Warning over “emotional” driving for Scots football fans
With just a few weeks left of the football season, it’s a tense time to be a fan. With promotions, relegations and play-off positions at stake, emotions are running high. And with those emotions in mind, supporters are being urged to take caution when driving home after matches.
Graham Conway, Managing Director at Select Car Leasing, has warned driving while ‘highly emotional’ can increase your crash risk tenfold.
He said:
“As football fans, we can all let our emotions get the better of us. But there have been many scientific studies examining the impact of negative emotions on our driving behaviours, and they all say the same thing – if you get behind the wheel while visibly sad, angry or agitated, you become a risk to yourself and other road users.”
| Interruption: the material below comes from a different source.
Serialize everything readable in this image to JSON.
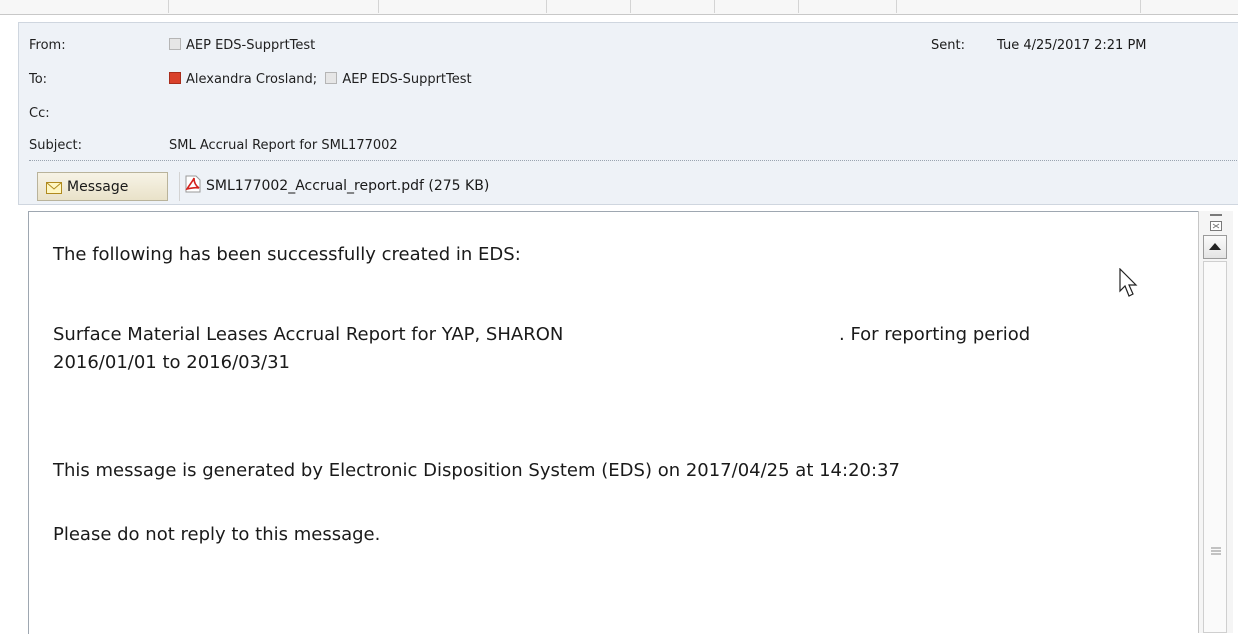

Drivers increase their crash risk by 9.8 times when they get behind the wheel while ’emotionally agitated’ according to a study in 2016 by the Transportation Institute at Virginia Tech University in the US. More than 3,500 motorists were monitored and more than 900 ‘higher severity’ crashes, involving injury or property damage, were recorded. The ’emotional drivers’, defined as being ‘angry’ or ‘upset’, were found to be 9.8 times more likely to crash than ‘model drivers’ and around 5 times as likely to crash as those using their mobile phones at the wheel.
The winners must act with caution too. A study in China in 2020 found being especially ‘happy’ behind the wheel could be just as dangerous as being ‘angry’. A group of 35 motorists were studied this time, monitoring ‘driving performance and risk perception’ after an exercise to provoke different emotions. The report warned: “The results showed that the drivers in an angry or happy emotional state tended to maintain less time to collision and take a longer time to brake while following a lead vehicle than the drivers under the neutral condition, suggesting that drivers in emotional states are more dangerous than those in neutral states.”
John Dillion, Head of Dispute Resolution at Watermans, added:
“The figures from the studies are alarming and demonstrate the clear need for drivers to regain emotional composure, especially when getting behind the wheel of a vehicle after a match. As we reach the climax of the domestic football season and with the European Championships just around the corner it is a time when many fan’s emotions will be running high. High running emotions pose a risk to the safety of the driver and other road users around them.”